I took my arm, clasping it on her shoulder first, then pulling her chin up to meet my eyes.

"Kushina, I love you."

It was risky, insane to me to say, but I wanted to, needed to tell her what I thought. Even if she rejected me or whatever, I needed it.

"I love you too." She said, tackling me in another hug, somehow stronger than before.

And that felt good, wonderful that I had someone. I didn't feel like I could ever, after my first death, feel anything again. How can you, when everything you did, you realise didn't matter. Couldn't have mattered. But I wanted, so much, so desperately, to be with Kushina.

And nobody could get in the way of that.

She squeezed harder, and I hissed with a bit of pain, and she sheepishly drew back, embarrassed.

"Sorry, medics said you needed more bed rest even though all your bruises were fixed by the time we got here. They said your lungs were healing fast but not as fast. They did what they could but the wound is still tender."

"Well, I'm alive aren't I?"

She had a smile on her face, a bit of a sad one. "Sorry Kizashi, if I had recognized that bomb you'd-"

"Don't say something like that. It's ridiculous. You made a small mistake, but I was there for you, and you there for me. We're partners, in both ways. And we're safe."

She nodded. Smile turning true and happy now.

"Thank you. Oh! I forgot to say, we're back in Konoha. I tried to ask around for your sensei but he's still on the front apparently."

I don't know if that was a good or bad thing.
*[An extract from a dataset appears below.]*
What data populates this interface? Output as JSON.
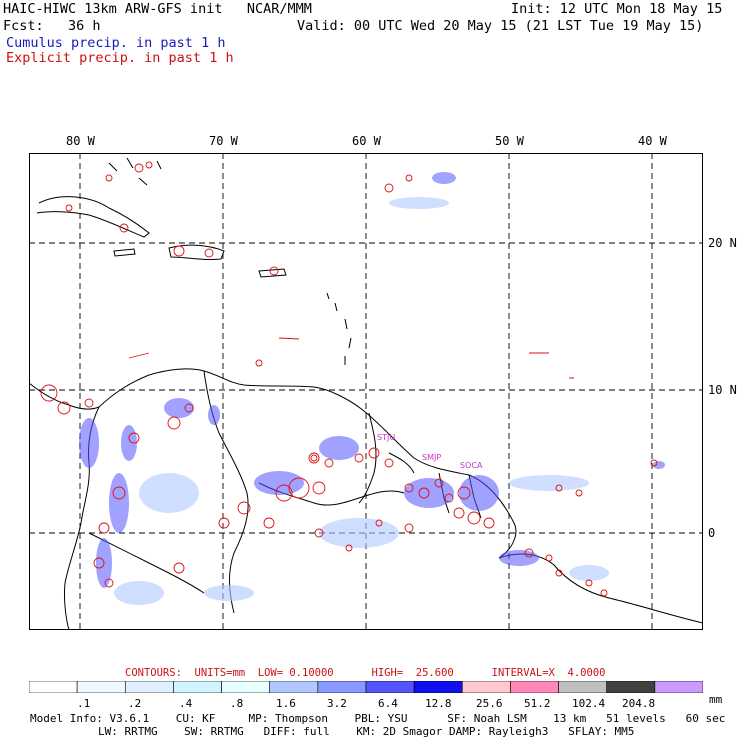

God, I desperately wanted to go right to his face, and tell him I lived. That I was better than he expected, than he could ever be. Or kill him, or punch him in the face, or hug him. Honestly, if he was in front of me now, I don't know if I would cry from rage or happiness. I shouldn't have to confront that right now.

"Oh, this is embarrassing Kushina but… I don't have a house."
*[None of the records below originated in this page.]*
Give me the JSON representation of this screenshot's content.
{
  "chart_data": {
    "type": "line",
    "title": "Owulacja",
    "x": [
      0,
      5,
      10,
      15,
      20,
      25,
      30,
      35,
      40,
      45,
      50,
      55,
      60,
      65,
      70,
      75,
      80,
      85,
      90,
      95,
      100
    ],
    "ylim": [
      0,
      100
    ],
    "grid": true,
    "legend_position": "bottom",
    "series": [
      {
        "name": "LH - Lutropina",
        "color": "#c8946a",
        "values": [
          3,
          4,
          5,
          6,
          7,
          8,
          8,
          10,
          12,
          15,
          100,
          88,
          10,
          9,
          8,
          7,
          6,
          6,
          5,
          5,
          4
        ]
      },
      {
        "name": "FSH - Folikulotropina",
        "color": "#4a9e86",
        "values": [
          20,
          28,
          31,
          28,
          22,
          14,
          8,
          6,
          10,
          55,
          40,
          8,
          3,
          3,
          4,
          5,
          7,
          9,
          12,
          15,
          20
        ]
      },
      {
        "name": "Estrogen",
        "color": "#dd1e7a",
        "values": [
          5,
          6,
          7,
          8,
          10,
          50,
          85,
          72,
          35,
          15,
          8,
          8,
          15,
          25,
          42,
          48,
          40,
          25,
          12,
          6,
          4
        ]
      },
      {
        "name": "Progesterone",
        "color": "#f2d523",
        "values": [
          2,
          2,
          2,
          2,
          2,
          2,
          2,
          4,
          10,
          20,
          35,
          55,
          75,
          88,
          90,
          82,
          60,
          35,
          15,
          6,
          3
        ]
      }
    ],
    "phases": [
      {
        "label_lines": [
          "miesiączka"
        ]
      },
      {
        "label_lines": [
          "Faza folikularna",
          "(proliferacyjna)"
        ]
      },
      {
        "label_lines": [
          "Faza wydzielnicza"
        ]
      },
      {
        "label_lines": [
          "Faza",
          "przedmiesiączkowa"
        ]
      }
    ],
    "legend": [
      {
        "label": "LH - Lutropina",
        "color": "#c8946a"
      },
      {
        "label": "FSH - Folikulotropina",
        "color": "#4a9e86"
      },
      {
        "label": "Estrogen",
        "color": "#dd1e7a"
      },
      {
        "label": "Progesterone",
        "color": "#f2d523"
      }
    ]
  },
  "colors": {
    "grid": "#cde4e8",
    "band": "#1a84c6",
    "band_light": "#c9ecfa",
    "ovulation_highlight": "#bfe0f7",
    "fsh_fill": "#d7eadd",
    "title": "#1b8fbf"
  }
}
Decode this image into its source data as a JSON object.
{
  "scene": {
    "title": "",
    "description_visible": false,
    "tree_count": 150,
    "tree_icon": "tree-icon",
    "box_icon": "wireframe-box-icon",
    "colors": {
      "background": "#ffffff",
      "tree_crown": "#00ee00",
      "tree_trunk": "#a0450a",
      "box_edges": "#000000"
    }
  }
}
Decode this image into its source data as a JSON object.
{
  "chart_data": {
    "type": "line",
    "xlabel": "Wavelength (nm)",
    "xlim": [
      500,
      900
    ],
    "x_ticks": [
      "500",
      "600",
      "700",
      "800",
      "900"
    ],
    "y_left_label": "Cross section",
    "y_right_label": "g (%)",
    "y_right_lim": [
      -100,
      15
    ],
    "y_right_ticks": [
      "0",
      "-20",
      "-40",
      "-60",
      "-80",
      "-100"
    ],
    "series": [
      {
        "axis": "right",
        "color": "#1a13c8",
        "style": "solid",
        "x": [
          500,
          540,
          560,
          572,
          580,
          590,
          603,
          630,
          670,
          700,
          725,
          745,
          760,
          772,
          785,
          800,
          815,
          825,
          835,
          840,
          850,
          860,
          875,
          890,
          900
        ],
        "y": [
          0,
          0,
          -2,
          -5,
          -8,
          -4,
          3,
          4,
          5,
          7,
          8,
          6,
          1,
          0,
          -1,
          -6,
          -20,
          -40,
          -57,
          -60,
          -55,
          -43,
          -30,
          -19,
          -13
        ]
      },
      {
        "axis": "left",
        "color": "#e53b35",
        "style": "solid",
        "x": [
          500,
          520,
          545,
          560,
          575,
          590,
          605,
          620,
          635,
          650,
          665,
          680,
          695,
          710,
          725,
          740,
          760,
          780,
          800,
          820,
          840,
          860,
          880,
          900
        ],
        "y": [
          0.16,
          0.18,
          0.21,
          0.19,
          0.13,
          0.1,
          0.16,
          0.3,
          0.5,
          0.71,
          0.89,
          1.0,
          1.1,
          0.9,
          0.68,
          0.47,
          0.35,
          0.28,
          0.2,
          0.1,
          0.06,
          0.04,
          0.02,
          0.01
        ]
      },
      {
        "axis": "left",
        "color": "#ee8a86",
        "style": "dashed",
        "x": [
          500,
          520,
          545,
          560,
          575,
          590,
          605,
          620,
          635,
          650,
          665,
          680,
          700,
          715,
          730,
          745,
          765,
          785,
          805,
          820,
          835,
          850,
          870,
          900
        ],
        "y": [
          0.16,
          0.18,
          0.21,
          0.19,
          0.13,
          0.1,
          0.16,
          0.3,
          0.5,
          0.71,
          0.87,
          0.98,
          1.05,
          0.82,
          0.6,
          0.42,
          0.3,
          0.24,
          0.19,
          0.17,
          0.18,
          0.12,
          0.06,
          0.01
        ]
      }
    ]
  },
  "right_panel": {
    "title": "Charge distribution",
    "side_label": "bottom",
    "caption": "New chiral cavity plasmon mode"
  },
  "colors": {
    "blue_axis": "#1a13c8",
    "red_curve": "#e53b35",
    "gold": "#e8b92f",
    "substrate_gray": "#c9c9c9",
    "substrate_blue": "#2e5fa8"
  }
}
Lightbulb went off in her head.

"Oh, shit yeah. Orphan. Well, I still have a house in the Senju district. Owned by my late great aunt, Mito. Uhh, you could stay?"

She clearly wanted me there, with her.

"I'd love that."

She smiled, then leaned over, kissing me on the head, separating and walking away, whilst talking.

"I have to arrange some things, but I'll be back to help you move in. See you later Kizashi. I love you."

Then she left, right out the door.

Bedrest. Wasn't the most pleasant thing. Already had only been a few minutes and I wanted to leap out the nearest window.

But then a head of bright blond hair dropped in a blink, a blue suit under a jonin vest.

In front of me, stood Minato Namikaze, and he didn't look happy.

A/N, cliffhanger, woohoo. Anyway, Kizashi finds love, and love finds Kizashi. I wanted their relationship to be a pretty simple one. They like each other, and so they decide to be together. It fits Kushina, and it fits Kizashi because he doesn't give a fuck. The question, and conflict, is external. Minato being one of those external factors. The question now is how will he react to Kizashi and Kushina. Sure, he is meant to love her romantically, but earlier Kushina stated she was his best friend, so perhaps there relationship was never romantic, and Kushina and Minato only got together later.